Week 4. DDoS! What, When and How

In one of the posts in a previous week, the hacker used DDoS as one of the attack strategies.  Let's talk about it a little bit.  What is it? When is it used? And how is it used?

DDoS stand for distributed denial of service.  So what is denial of service mean, and why is it called distributed?  When a user browses the web, the browser sends the request to the webserver;  The webserver look at the request, process it and send back a response to the browser.  The web server keeps doing that for each request it receives.  When one machine sends many consecutive requests, the server will have to finish all of those messages before processing others.  Therefore requests from other computers will timeout based on the underlying communication protocol specification.  That is called denial of service.  One of the ways to prevent denial of service attack is to limit the number of requests from the same source within a specified time.

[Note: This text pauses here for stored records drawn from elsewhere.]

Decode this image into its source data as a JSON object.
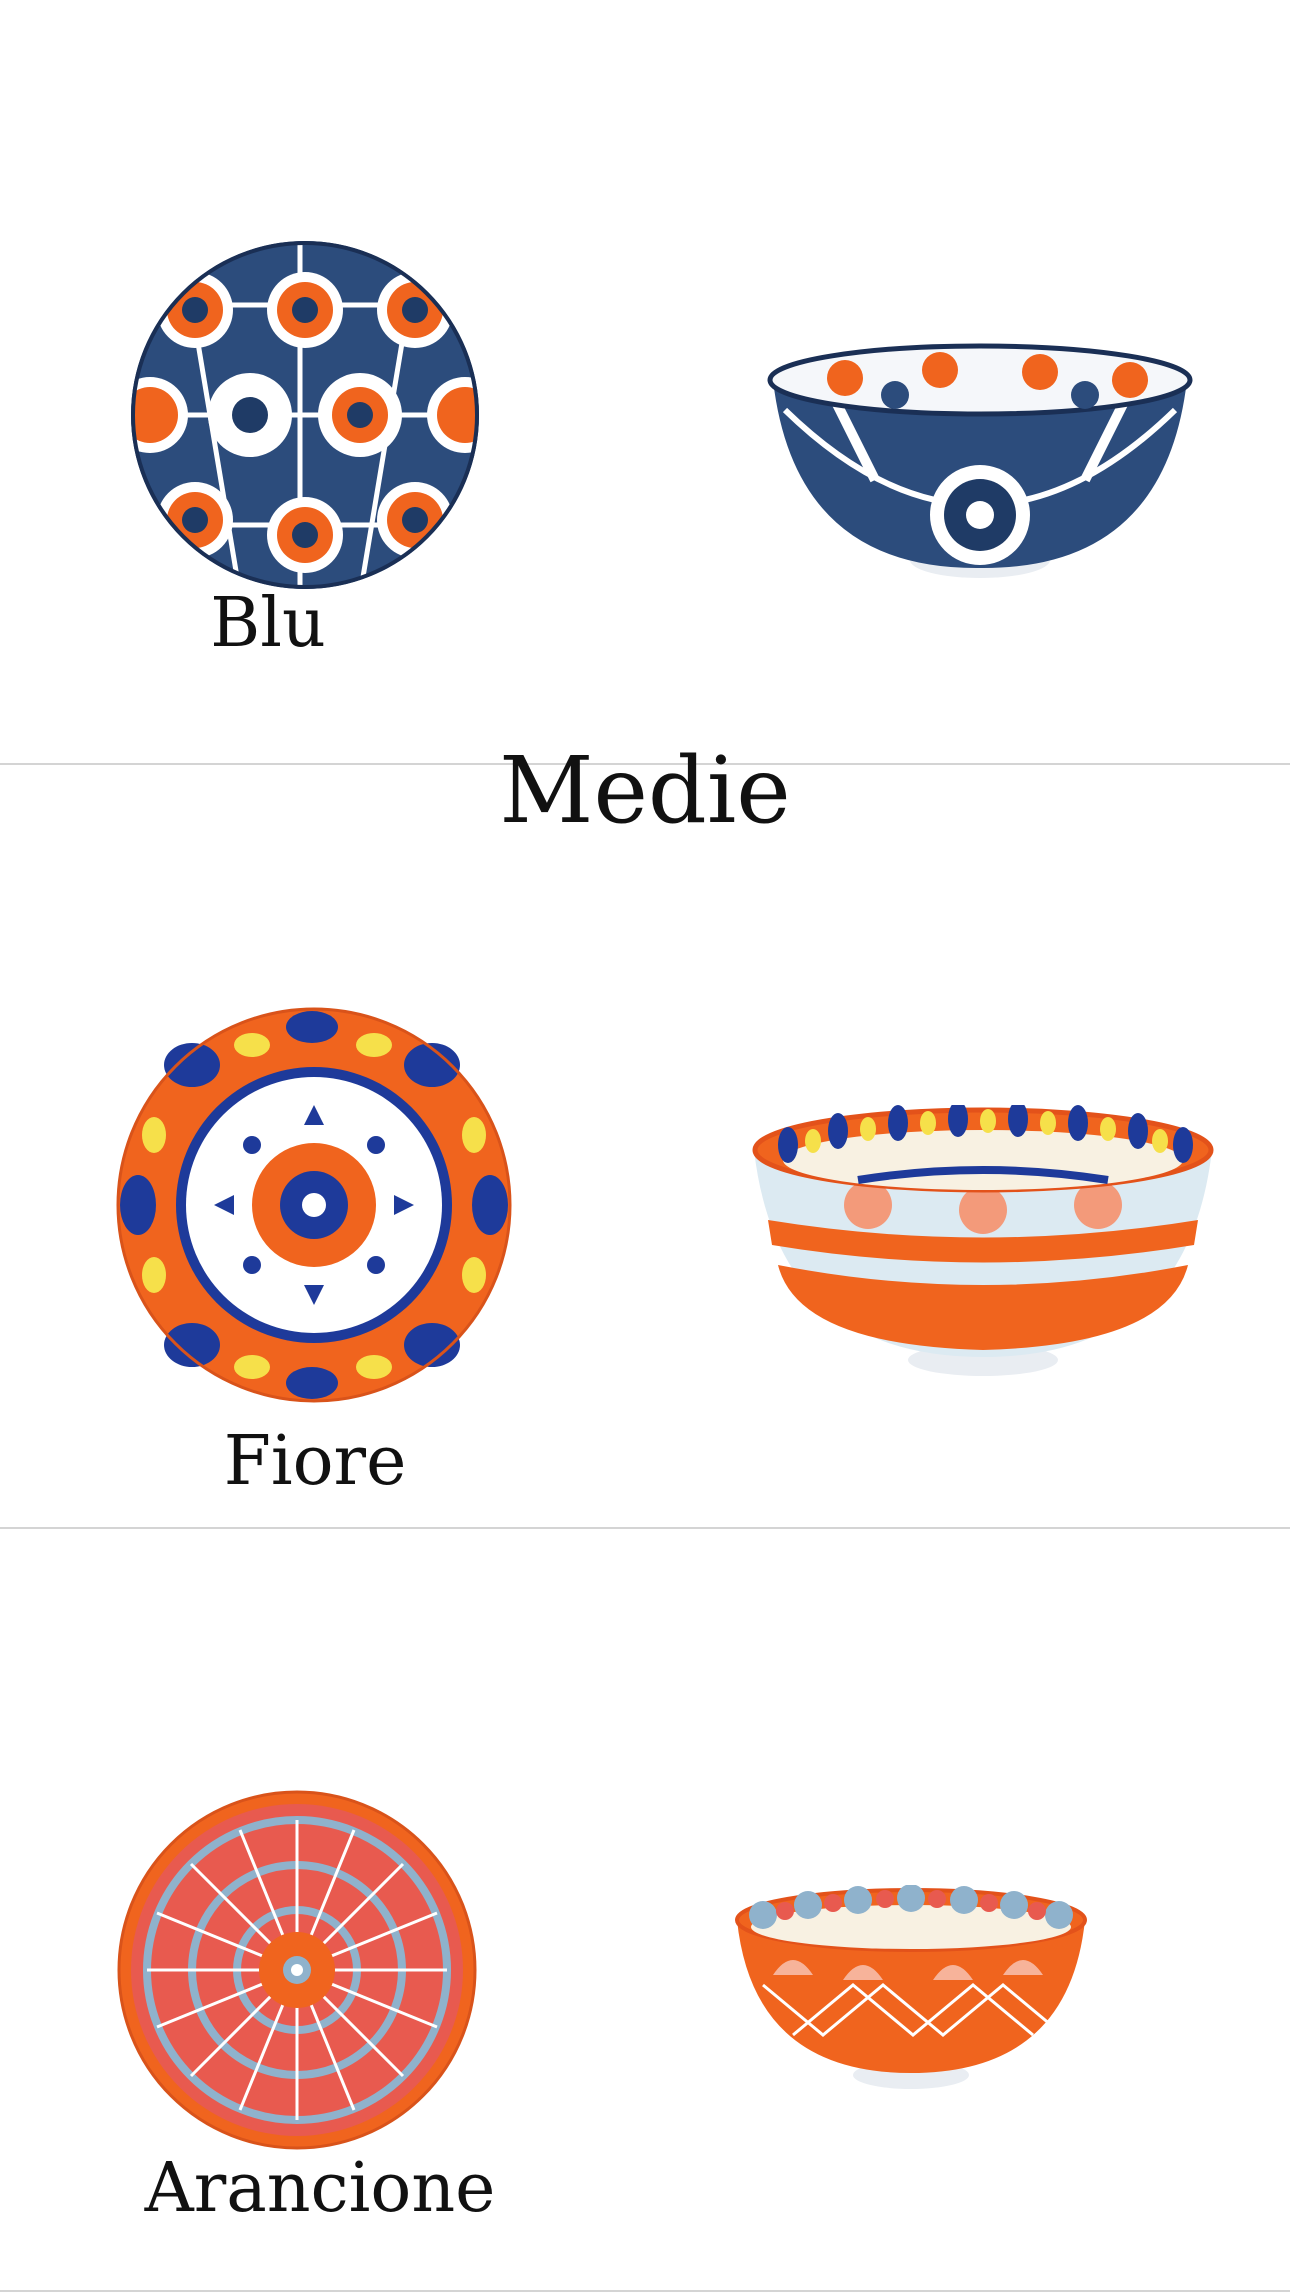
{
  "sections": [
    {
      "label": "Blu"
    },
    {
      "label": "Fiore"
    },
    {
      "label": "Arancione"
    }
  ],
  "heading": "Medie",
  "colors": {
    "blue_dark": "#1f3b66",
    "blue_royal": "#1e3a9a",
    "orange": "#f0641e",
    "yellow": "#f6e04a",
    "coral": "#e85a4f",
    "sky": "#8fb2cc",
    "white": "#ffffff"
  },
  "icons": [
    "bowl-blu-top-image",
    "bowl-blu-side-image",
    "bowl-fiore-top-image",
    "bowl-fiore-side-image",
    "bowl-arancione-top-image",
    "bowl-arancione-side-image"
  ]
}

This method reduces the consumption of the bandwidth from one source, allowing others to have their chances.  Some strict configuration policy can even block the remote machine when DoS is detected.  While the server is cable of handling one source, it won't be able to handle many sources.  The hackers figured out this technic, so they use many sources to attack the target.  When encountering attacks from many directions, the server won't be able to do anything else but reject and block the attacking sources.  That is when the DDoS terminology was born

Hackers who use DDoS attack are no amateur.   They are a team or even from an organization.  Before using the DDoS tactic, hackers already compromised many machines and keeping them ready for the right moment.  Some may use DDoS for blackmailing.  Other may use it for defeating competitors.  While it is not effective as ransomware, DDoS probably be used as ransom technic.  The hackers attack a particular target, bringing it down and demand a ransom.  Another use of DDoS is a decoy.  Hackers use DDoS to distract security personnel while they perform other activities.

I think one way to prevent a DDoS attack is to have smarter, better routing, firewall, and policy.  The one that can detect, response automatically.  A server with such capability should be able to sustain services.